Viaje al país de los tártaros
La república rusa de Tatarstán consolida su Estado soberano dentro de la Federación
Tatarstán y Chechenia fueron las únicas regiones rusas que, en 1992, no firmaron el tratado de la Federación Rusa. Chechenia fue más allá y proclamó la independencia. Mintimer Shaimíyev, el presidente de Tatarstán, se quedó a un paso pero, fiel a su definición como centrista pragmático, negoció con Rusia un tratado de reparto de competencias.
En ese compromiso, suscrito el 15 de febrero de 1994, se identifica a Tatarstán como 'sujeto de derecho internacional' y 'Estado soberano' que está 'unido' (Borís Yeltsin rechazó el término 'asociado') a la Federación Rusa. Shaimíyev consiguió para su república, de algo menos de 70.000 kilómetros cuadrados y cuatro millones de habitantes, un estatuto especial. Y Yeltsin marcó los límites del poder que podía ceder el centro.
Shaimíyev fue elegido el 25 de marzo, por tercera vez, presidente. En primera vuelta y con casi el 80% de los votos. Un resultado que ha suscitado alguna denuncia de irregularidades. Sin embargo, nadie discute que, con Shaimíyev, ha ganado la estabilidad. Y, con ella, el mejor ejemplo de que, en el mosaico étnico y religioso ruso, es posible pactar una amplia autonomía y soberanía sin dar el salto hacia la independencia que, en el caso de Chechenia, ha costado ya dos guerras y decenas de miles de vidas.
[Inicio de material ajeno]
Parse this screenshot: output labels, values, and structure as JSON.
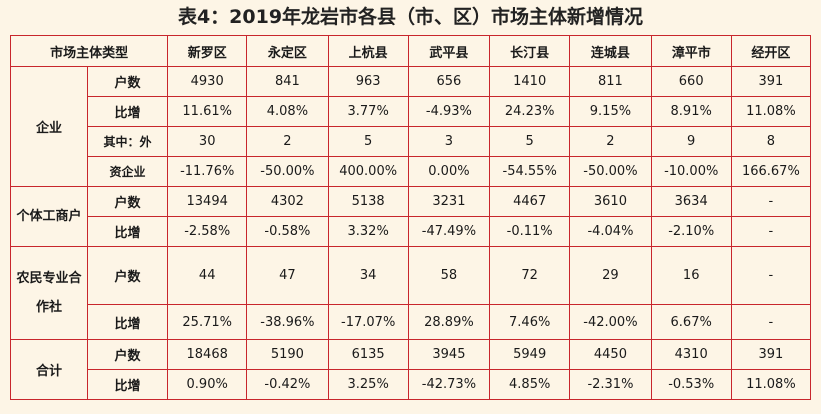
{
  "title": "表4：2019年龙岩市各县（市、区）市场主体新增情况",
  "header": {
    "type_col": "市场主体类型",
    "regions": [
      "新罗区",
      "永定区",
      "上杭县",
      "武平县",
      "长汀县",
      "连城县",
      "漳平市",
      "经开区"
    ]
  },
  "labels": {
    "enterprise": "企业",
    "households": "户数",
    "growth": "比增",
    "foreign_line1": "其中：外",
    "foreign_line2": "资企业",
    "individual": "个体工商户",
    "coop": "农民专业合作社",
    "total": "合计"
  },
  "rows": {
    "enterprise_households": [
      "4930",
      "841",
      "963",
      "656",
      "1410",
      "811",
      "660",
      "391"
    ],
    "enterprise_growth": [
      "11.61%",
      "4.08%",
      "3.77%",
      "-4.93%",
      "24.23%",
      "9.15%",
      "8.91%",
      "11.08%"
    ],
    "foreign_households": [
      "30",
      "2",
      "5",
      "3",
      "5",
      "2",
      "9",
      "8"
    ],
    "foreign_growth": [
      "-11.76%",
      "-50.00%",
      "400.00%",
      "0.00%",
      "-54.55%",
      "-50.00%",
      "-10.00%",
      "166.67%"
    ],
    "individual_households": [
      "13494",
      "4302",
      "5138",
      "3231",
      "4467",
      "3610",
      "3634",
      "-"
    ],
    "individual_growth": [
      "-2.58%",
      "-0.58%",
      "3.32%",
      "-47.49%",
      "-0.11%",
      "-4.04%",
      "-2.10%",
      "-"
    ],
    "coop_households": [
      "44",
      "47",
      "34",
      "58",
      "72",
      "29",
      "16",
      "-"
    ],
    "coop_growth": [
      "25.71%",
      "-38.96%",
      "-17.07%",
      "28.89%",
      "7.46%",
      "-42.00%",
      "6.67%",
      "-"
    ],
    "total_households": [
      "18468",
      "5190",
      "6135",
      "3945",
      "5949",
      "4450",
      "4310",
      "391"
    ],
    "total_growth": [
      "0.90%",
      "-0.42%",
      "3.25%",
      "-42.73%",
      "4.85%",
      "-2.31%",
      "-0.53%",
      "11.08%"
    ]
  }
}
Situada en la región del Volga, en el corazón de Rusia, la separación total de Tatarstán parecía a simple vista una utopía, pero el ejemplo checheno, la composición étnica de la república (con un 50% de la población tártaro-musulmana) y la vecindad de otras regiones (como Bashkiria) de características similares habría podido provocar un peligroso contagio. Hubo un momento en que Tatarstán tuvo la llave de la estabilidad y la integridad de toda la federación. Shaimíyev es el responsable de que no hubiese ruptura.
En las pasadas elecciones, Shaimíyev apenas tuvo rivales. Los cinco teóricos fueron meros comparsas. El único peligro que corrió el presidente había procedido del líder del Kremlin, Vladímir Putin, que pretendió impedir con la ley en la mano que volviese a ser candidato. Ya antes había promovido una reforma del Consejo de la Federación para excluir a los líderes regionales, Shaimíyev incluido. Pero, fiel a ese estilo que evita cambios bruscos, se decidió finalmente por hacer posible que el presidente tártaro (y otros como él) optase a un tercer mandato. Es más, si Shaimíyev no miente, fue el propio Putin quien le convenció de que volviera a presentarse.
El centralismo de Putin
Está por ver si el antiguo agente del KGB, partidario como es de un Estado fuerte y centralizado, seguirá soportando por mucho tiempo que una región trate a la gran Rusia de igual a igual, de que se vean en Kazán tan pocas banderas rusas y tantas verdi-blanquirrojas tártaras, de que se imponga la enseñanza en tártaro en las escuelas y se intente sustituir el alfabeto cirílico por el latino, de que los rótulos de las calles sean bilingües. Pero de momento parece que tiene bastante con Chechenia para aventurarse a abrir otro frente con los tártaros de Kazán, cuyo desafío al imperio ruso aplastó Iván el Terrible a mediados del siglo XVI.
Hoy, tártaros y rusos, ortodoxos y musulmanes, conviven sin problemas aparentes. Iglesias y mezquitas se levantan casi al mismo ritmo, y Shaimíyev se rodea con frecuencia del obispo y del muftí para dar la máxima sensación de imparcialidad. Este último, Guzmán Isjakov, señala con orgullo que no hay conflicto étnico ni religioso, y que la convivencia es perfecta. 'En este sentido', declara a EL PAÍS, 'es el modelo perfecto a seguir en otras partes de Rusia y de la antigua URSS'.
El propio Kremlin de Kazán (donde el presidente tiene su residencia oficial) es el mejor ejemplo, dice el muftí, de esa equidistancia: mientras se reconstruye la espléndida catedral de la Anunciación, se levanta de nueva planta una mezquita de cuatro minaretes llamada a ser la mayor de Rusia.